Delaying state data will also allow a new president to “stop any mischief” regarding the use of citizenship data to exclude non citizens from redrawing legislative districts.  “A new administration can come in in a deliberate manner and stop that from going on… If more time is needed to gather and deliver the data,  they should not waste time on the executive order anyway. They must concentrate resources on tabulating the questionnaires, and not in having departments turn over citizenship data to the Census Bureau.”

One argument against postponing the data is that redistricting will be a rushed process. Here again, Saenz takes a pragmatic view.  “Texas is always a rushed process because the legislature is only in session for two months – March and April – and they have an early filing deadline for candidates in 2022.  In the worst case, they may have to change the deadline.  For us, if there is a legal challenge to their redistricting, it will be a burden, but it’s okay.”

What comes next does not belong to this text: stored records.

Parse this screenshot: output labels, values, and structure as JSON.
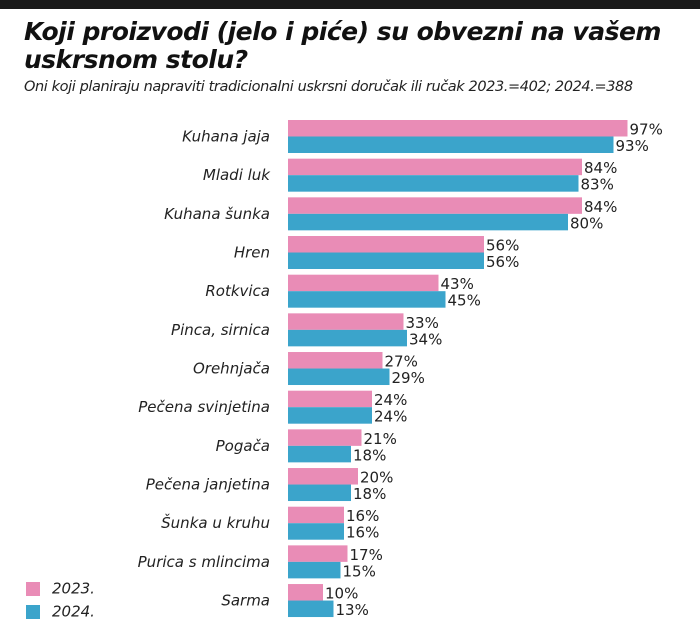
{
  "chart_data": {
    "type": "bar",
    "orientation": "horizontal",
    "title": "Koji proizvodi (jelo i piće) su obvezni na vašem uskrsnom stolu?",
    "subtitle": "Oni koji planiraju napraviti tradicionalni uskrsni doručak ili ručak 2023.=402; 2024.=388",
    "categories": [
      "Kuhana jaja",
      "Mladi luk",
      "Kuhana šunka",
      "Hren",
      "Rotkvica",
      "Pinca, sirnica",
      "Orehnjača",
      "Pečena svinjetina",
      "Pogača",
      "Pečena janjetina",
      "Šunka u kruhu",
      "Purica s mlincima",
      "Sarma"
    ],
    "series": [
      {
        "name": "2023.",
        "color": "#e98cb6",
        "values": [
          97,
          84,
          84,
          56,
          43,
          33,
          27,
          24,
          21,
          20,
          16,
          17,
          10
        ]
      },
      {
        "name": "2024.",
        "color": "#3ba4cb",
        "values": [
          93,
          83,
          80,
          56,
          45,
          34,
          29,
          24,
          18,
          18,
          16,
          15,
          13
        ]
      }
    ],
    "unit": "%",
    "xlim": [
      0,
      100
    ],
    "legend_position": "bottom-left",
    "grid": false
  }
}
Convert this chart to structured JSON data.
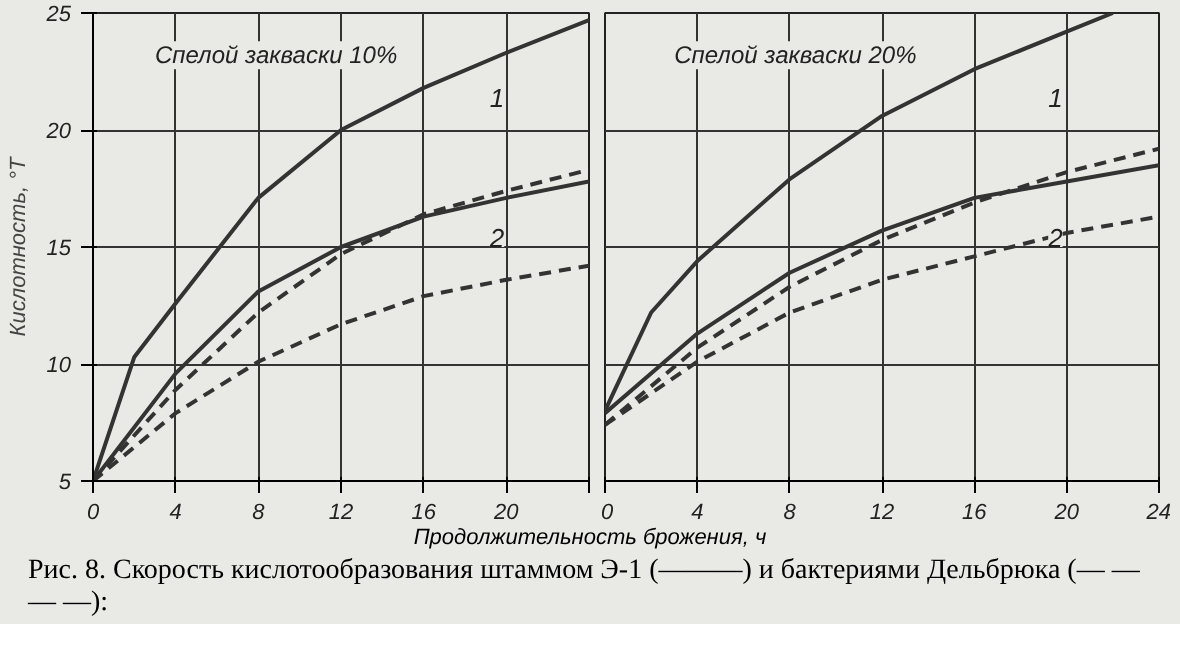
{
  "chart_data": [
    {
      "type": "line",
      "title": "Спелой закваски 10%",
      "xlabel": "Продолжительность брожения, ч",
      "ylabel": "Кислотность, °Т",
      "x": [
        0,
        2,
        4,
        8,
        12,
        16,
        20,
        24
      ],
      "xlim": [
        0,
        24
      ],
      "ylim": [
        5,
        25
      ],
      "xticks": [
        0,
        4,
        8,
        12,
        16,
        20,
        {
          "value": 24,
          "label": null
        }
      ],
      "yticks": [
        5,
        10,
        15,
        20,
        25
      ],
      "grid": true,
      "series": [
        {
          "color": "#333333",
          "line_style": "solid",
          "values": [
            5,
            10.3,
            12.6,
            17.1,
            20.0,
            21.8,
            23.3,
            24.7
          ]
        },
        {
          "color": "#333333",
          "line_style": "dashed",
          "values": [
            5,
            null,
            8.9,
            12.2,
            14.7,
            16.4,
            17.4,
            18.3
          ]
        },
        {
          "color": "#333333",
          "line_style": "solid",
          "values": [
            5,
            null,
            9.6,
            13.1,
            15.0,
            16.3,
            17.1,
            17.8
          ]
        },
        {
          "color": "#333333",
          "line_style": "dashed",
          "values": [
            5,
            null,
            7.9,
            10.1,
            11.7,
            12.9,
            13.6,
            14.2
          ]
        }
      ],
      "annotations": [
        "1",
        "2"
      ]
    },
    {
      "type": "line",
      "title": "Спелой закваски 20%",
      "x": [
        0,
        2,
        4,
        8,
        12,
        16,
        20,
        24
      ],
      "xlim": [
        0,
        24
      ],
      "ylim": [
        5,
        25
      ],
      "xticks": [
        0,
        4,
        8,
        12,
        16,
        20,
        24
      ],
      "yticks": [
        5,
        10,
        15,
        20,
        25
      ],
      "grid": true,
      "tick_labels": "x",
      "series": [
        {
          "color": "#333333",
          "line_style": "solid",
          "x": [
            0,
            2,
            4,
            8,
            12,
            16,
            20,
            22
          ],
          "values": [
            8.0,
            12.2,
            14.4,
            17.9,
            20.6,
            22.6,
            24.2,
            25
          ]
        },
        {
          "color": "#333333",
          "line_style": "dashed",
          "values": [
            7.4,
            null,
            10.7,
            13.3,
            15.3,
            16.9,
            18.2,
            19.2
          ]
        },
        {
          "color": "#333333",
          "line_style": "solid",
          "values": [
            7.9,
            null,
            11.3,
            13.9,
            15.7,
            17.1,
            17.8,
            18.5
          ]
        },
        {
          "color": "#333333",
          "line_style": "dashed",
          "values": [
            7.4,
            null,
            10.1,
            12.2,
            13.6,
            14.6,
            15.6,
            16.3
          ]
        }
      ],
      "annotations": [
        "1",
        "2",
        "Рис. 8. Скорость кислотообразования штаммом Э-1 (———) и бактериями Дельбрюка (— — — —):"
      ]
    }
  ]
}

In California, it’s not the legislature but a commission of appointees that oversees redistricting. Saenz says the commission can do some of its work before the data is released, starting with testimony from communities about their interests in being represented,  “They won’t know the numbers or be able to promote maps, but they can say: ‘We don’t want to split this area.’”

Redistricting advocates worry about Virginia and New Jersey which hold legislative e elections in 2021.  Saenz says, “Maybe they will have an election without new lines.  Is that a disaster? In my mind it’s not.”

For Saenz,  the significant increase in the Latino population over the last decade will create real opportunities for more political representation in the decade ahead.  More time  gives him reason to hope for a more accurate count.

EMS contributing editor Pilar Marrero is an author and veteran reporter for La Opinion.